A ferramenta, batizada de Muse Image e lançada na última quarta-feira (8) pelo Meta Superintelligence Labs, havia sido criticada por permitir o uso de fotos de terceiros sem consentimento explícito.
Pela configuração original, qualquer usuário maior de 18 anos podia mencionar, dentro do Meta AI, uma conta pública do Instagram para que a inteligência artificial gerasse uma nova imagem com base nas fotos daquele perfil. O dono da conta usada como referência não recebia nenhuma notificação sobre o uso de suas imagens.
O que a Meta disse sobre a decisão
Em comunicado oficial, a empresa afirmou:
“Anunciamos que uma das maneiras de gerar imagens no Meta AI seria marcando contas públicas do Instagram com @ para referência. Nossa intenção era fornecer uma ferramenta criativa útil e dar às pessoas controle sobre se seu conteúdo público poderia ser referenciado dessa forma. Recebemos feedbacks de que esse recurso não atingiu o objetivo, portanto, ele não está mais disponível.”
A companhia não se manifestou sobre eventual responsabilização por violações de privacidade já ocorridas enquanto o recurso esteve ativo.
A suspensão afeta apenas a função de referenciar contas de terceiros.
O Muse Image segue funcionando normalmente para gerar imagens a partir de descrições em texto e para editar fotos enviadas pelo próprio usuário, além de alimentar efeitos criativos para Stories no Instagram.
Parte de um debate mais amplo sobre responsabilidade das plataformas
O episódio reacende a discussão sobre privacidade, consentimento e responsabilidade das big techs no uso de inteligência artificial.

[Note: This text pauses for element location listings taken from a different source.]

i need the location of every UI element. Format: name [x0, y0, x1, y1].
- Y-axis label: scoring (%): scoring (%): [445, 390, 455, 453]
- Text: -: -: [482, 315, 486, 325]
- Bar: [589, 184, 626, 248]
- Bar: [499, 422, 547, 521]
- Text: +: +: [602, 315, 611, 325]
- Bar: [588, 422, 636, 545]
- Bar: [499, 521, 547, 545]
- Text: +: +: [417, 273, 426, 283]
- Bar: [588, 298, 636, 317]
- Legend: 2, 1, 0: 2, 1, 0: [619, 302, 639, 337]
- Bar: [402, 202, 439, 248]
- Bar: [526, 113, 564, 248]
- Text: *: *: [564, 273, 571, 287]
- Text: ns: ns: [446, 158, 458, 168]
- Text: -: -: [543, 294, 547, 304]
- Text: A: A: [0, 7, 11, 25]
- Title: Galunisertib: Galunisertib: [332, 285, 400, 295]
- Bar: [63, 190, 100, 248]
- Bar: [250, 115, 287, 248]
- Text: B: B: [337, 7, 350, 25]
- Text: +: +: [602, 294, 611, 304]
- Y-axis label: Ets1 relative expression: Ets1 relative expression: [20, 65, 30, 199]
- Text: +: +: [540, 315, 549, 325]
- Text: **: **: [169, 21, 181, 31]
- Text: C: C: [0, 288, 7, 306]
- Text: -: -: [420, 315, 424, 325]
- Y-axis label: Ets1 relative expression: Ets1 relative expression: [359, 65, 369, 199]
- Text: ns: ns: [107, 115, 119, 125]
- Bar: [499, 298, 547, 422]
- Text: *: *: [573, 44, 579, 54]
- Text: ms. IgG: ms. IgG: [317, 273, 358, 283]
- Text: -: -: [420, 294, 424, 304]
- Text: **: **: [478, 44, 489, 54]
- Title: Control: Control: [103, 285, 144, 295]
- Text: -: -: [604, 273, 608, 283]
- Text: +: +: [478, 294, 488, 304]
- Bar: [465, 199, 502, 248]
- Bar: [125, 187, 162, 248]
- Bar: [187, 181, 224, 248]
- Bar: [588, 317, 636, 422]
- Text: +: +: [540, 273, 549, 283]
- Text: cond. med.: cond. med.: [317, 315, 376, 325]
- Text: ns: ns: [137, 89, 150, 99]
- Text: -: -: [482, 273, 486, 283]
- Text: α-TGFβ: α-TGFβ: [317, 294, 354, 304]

No Brasil, o Supremo Tribunal Federal (STF) já sinalizou a intenção de criar normas para que plataformas digitais garantam um ambiente seguro aos usuários, tema que ganha força à medida que recursos de IA generativa se espalham pelos aplicativos mais usados no país.
Um recuo rápido, mas não o primeiro
A Meta já havia revisado outros lançamentos de IA em prazo curto no passado, diante de reações negativas do público. O episódio reforça um padrão da empresa: lançar recursos de forma ampla e ajustar ou recuar rapidamente conforme a repercussão, em vez de restringir o público de testes antes do lançamento total.